La Cour relève que l’auto-entrepreneur en question, immatriculé au registre du commerce avait précisément décrit ses conditions d’intervention, à savoir qu’il lui était demandé par la société de transports de conduire des camions pour effectuer des livraisons, que les véhicules étaient mis à sa disposition par la société qui en assurait l’entretien et qui prenait en charge les dépenses de carburant. Par ailleurs l’auto-entrepreneur utilisait la licence communautaire de la société et se présentait comme faisant partie de la société de transport. Au surplus, les disques d’enregistrement étaient remis à cette dernière.

En clair, l’auto-entrepreneur n’avait aucune indépendance dans l’organisation et l’exécution de sa prestation, et effectuait donc sa prestation dans le cadre d’un lien de subordination juridique. Son « intégration » avait été tellement réussie qu’il se présentait lui-même comme faisant partie des effectifs du donneur d’ordre.

La Cour en déduit, fort justement, qu’il existait donc un lien de subordination juridique entre la société et la personne qu’elle avait employée sous le statut d’auto-entrepreneur, et qu’en conséquence, le montant des sommes qui lui avaient été versées devait être réintégré dans l’assiette des cotisations de sécurité sociale.

L’analyse de cette décision

L'article L. 8221-6 du Code du travail institut une présomption de non salariat au bénéfice d'un certain nombre de personnes : ainsi, les personnes physiques immatriculées au registre du commerce et des sociétés, au répertoire des métiers, ainsi que les dirigeants des personnes morales immatriculées au registre du commerce et des sociétés sont présumés ne pas être liées avec le donneur d'ouvrage par un contrat de travail dans l'exécution de l'activité donnant lieu à cette immatriculation.
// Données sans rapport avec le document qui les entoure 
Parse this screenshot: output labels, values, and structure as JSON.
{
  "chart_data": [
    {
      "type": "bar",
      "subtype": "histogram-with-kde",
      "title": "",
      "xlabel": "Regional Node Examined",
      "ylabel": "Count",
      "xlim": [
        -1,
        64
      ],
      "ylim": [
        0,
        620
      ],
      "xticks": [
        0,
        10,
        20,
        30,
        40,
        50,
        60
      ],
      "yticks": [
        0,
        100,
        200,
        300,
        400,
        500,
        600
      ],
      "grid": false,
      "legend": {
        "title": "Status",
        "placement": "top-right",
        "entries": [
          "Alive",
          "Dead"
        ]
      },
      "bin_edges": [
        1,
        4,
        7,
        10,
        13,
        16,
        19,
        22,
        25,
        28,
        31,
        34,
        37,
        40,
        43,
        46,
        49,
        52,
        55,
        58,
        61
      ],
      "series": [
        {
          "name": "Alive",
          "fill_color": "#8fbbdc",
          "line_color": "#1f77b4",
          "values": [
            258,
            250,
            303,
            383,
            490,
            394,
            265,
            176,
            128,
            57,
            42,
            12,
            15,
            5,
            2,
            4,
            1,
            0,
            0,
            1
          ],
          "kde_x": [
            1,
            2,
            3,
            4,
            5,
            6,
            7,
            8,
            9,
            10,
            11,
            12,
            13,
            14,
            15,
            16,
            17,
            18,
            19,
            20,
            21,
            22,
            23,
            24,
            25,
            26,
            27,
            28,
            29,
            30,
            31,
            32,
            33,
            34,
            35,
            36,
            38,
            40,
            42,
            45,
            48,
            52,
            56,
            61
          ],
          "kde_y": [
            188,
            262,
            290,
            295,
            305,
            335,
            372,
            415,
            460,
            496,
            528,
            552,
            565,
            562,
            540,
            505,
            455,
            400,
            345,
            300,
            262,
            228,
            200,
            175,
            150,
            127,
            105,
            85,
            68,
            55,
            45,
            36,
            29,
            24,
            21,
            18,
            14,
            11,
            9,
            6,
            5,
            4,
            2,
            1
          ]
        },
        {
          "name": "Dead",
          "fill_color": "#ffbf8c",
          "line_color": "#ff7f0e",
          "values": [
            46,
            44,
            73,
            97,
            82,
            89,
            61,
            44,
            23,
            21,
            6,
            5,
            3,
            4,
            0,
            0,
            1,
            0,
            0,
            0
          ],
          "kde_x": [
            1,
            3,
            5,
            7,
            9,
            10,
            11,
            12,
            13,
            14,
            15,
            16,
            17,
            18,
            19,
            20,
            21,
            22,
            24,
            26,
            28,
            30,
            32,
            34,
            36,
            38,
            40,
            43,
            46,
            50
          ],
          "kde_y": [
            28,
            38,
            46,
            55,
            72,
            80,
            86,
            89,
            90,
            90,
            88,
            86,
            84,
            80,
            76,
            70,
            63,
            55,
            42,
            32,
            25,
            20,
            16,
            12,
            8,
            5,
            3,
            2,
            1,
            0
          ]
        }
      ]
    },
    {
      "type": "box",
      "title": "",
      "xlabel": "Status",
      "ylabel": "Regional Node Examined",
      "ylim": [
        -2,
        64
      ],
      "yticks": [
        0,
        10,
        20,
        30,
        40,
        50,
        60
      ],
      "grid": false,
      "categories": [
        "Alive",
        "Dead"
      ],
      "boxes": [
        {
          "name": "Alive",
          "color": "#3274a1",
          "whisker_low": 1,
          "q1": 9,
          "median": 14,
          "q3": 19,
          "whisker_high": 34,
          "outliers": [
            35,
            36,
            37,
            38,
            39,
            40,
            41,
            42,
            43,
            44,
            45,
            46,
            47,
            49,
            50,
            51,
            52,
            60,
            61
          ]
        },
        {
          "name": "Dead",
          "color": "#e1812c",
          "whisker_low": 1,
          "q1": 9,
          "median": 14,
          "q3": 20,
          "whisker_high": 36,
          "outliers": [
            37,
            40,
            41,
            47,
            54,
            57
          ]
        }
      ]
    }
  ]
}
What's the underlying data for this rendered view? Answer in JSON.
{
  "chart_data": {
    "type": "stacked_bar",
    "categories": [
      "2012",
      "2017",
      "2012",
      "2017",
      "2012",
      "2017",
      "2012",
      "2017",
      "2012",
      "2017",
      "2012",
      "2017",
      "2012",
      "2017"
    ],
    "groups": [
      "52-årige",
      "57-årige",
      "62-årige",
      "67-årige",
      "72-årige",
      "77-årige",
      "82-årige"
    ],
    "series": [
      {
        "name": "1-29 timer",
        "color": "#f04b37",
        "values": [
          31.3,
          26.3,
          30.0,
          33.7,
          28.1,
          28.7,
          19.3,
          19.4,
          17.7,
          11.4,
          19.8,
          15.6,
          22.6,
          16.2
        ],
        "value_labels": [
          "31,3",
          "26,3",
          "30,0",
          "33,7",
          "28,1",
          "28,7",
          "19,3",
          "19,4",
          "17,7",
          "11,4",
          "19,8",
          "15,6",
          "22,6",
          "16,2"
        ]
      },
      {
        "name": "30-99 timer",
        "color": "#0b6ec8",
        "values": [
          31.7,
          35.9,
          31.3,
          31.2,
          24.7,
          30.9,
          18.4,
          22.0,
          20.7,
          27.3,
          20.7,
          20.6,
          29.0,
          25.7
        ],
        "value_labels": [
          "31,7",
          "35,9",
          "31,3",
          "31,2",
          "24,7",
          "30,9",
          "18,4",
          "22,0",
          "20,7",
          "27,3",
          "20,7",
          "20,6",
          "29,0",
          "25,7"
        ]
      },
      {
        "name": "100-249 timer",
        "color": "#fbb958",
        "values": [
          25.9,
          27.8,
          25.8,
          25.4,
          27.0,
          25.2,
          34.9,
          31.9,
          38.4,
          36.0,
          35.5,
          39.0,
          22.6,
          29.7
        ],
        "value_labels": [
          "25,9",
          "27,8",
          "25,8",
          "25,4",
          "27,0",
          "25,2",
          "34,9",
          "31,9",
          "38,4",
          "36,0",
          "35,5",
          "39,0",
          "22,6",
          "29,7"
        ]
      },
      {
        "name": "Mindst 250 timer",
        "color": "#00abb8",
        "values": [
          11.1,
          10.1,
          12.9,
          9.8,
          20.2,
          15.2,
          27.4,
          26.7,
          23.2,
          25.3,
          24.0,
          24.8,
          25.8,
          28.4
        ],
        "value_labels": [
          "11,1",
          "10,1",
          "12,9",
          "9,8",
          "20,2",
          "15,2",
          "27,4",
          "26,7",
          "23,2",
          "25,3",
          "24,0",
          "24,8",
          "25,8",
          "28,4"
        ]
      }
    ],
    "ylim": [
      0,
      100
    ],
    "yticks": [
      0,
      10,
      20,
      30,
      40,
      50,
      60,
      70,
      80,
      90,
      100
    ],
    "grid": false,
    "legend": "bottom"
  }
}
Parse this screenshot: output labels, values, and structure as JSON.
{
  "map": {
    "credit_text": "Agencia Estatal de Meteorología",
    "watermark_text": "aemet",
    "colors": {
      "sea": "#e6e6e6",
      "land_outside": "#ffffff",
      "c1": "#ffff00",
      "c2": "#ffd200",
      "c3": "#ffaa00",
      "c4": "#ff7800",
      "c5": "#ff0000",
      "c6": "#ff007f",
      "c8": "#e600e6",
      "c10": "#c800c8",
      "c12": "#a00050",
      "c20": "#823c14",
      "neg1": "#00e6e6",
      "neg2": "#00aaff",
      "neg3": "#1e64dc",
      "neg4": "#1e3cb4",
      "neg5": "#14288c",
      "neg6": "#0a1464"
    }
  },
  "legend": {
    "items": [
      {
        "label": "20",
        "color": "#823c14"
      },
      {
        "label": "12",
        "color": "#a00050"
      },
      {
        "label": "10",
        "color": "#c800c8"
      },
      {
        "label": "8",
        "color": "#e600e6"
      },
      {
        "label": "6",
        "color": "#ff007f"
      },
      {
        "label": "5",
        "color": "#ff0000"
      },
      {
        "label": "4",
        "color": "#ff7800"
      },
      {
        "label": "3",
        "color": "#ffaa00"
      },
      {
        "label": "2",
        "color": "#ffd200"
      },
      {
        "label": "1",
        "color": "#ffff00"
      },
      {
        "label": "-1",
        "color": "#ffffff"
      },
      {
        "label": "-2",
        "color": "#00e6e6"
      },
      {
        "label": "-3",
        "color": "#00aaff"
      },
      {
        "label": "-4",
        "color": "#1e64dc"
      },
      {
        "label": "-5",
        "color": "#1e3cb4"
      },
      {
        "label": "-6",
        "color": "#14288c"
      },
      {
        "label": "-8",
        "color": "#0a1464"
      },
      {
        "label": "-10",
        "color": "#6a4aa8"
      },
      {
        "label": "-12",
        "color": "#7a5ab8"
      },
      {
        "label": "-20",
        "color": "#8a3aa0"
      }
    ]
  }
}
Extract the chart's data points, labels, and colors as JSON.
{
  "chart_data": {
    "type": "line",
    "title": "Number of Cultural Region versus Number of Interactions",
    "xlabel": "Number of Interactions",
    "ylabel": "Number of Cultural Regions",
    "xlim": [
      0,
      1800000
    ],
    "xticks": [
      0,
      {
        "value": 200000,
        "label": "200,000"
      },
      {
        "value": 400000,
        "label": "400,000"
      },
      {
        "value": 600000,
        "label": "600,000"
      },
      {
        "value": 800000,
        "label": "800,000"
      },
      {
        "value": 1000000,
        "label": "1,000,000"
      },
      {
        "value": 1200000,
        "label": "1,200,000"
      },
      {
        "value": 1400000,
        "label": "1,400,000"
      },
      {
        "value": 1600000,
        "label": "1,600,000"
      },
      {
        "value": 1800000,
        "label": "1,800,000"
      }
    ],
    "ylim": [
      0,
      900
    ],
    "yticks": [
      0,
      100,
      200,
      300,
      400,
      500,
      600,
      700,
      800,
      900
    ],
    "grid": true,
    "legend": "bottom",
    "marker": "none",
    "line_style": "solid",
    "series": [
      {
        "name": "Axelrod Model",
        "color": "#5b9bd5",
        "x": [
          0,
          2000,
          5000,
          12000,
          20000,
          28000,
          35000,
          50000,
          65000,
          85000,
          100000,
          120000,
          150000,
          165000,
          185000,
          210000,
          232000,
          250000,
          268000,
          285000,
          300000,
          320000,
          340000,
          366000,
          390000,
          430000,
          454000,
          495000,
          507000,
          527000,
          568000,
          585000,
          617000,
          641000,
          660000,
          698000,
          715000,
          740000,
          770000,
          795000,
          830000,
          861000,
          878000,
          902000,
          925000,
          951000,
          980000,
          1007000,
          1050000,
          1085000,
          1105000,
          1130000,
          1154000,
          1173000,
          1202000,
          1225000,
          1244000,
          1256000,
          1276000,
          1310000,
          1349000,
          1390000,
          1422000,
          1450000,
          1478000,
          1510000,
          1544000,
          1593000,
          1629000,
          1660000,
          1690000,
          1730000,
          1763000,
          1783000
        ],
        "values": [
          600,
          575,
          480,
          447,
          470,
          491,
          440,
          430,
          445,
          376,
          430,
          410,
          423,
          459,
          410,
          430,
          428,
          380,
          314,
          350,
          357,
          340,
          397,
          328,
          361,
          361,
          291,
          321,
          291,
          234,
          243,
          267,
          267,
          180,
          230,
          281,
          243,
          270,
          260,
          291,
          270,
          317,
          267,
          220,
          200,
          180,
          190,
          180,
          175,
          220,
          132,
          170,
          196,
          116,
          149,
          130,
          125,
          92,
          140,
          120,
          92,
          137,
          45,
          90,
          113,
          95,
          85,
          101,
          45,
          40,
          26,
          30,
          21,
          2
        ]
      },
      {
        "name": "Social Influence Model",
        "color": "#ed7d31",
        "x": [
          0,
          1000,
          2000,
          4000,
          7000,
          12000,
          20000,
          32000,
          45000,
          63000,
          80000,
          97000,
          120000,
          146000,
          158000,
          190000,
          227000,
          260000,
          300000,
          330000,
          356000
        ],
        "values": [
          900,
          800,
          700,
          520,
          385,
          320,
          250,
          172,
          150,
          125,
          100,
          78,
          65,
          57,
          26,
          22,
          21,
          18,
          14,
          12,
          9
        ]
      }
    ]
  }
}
Mais cette présomption légale de non-salariat peut être combattue s’il est démontré que les personnes fournissent directement ou par personne interposée des prestations au donneur d’ordre dans des conditions les plaçant dans un lien de subordination juridique permanente par rapport à celui-ci (Voir notamment Cass. 2ème, civ. 7 juillet 2016, n°15-16.110 au sujet d’un auto-entrepreneur officiant dans une société de formation professionnelle).

La Cour de cassation confirme donc sa jurisprudence en la matière.

Afin d’éviter une telle situation, le donneur d’ordre qui a recours aux services d’un auto-entrepreneur doit impérativement veiller d’une part à ce que ce recours demeure conjoncturel et ne devienne pas structurel, et d’autre part à ce que l’auto-entrepreneur conserve une réelle indépendance dans l’organisation et l’exécution de sa prestation, sous peine de redressement.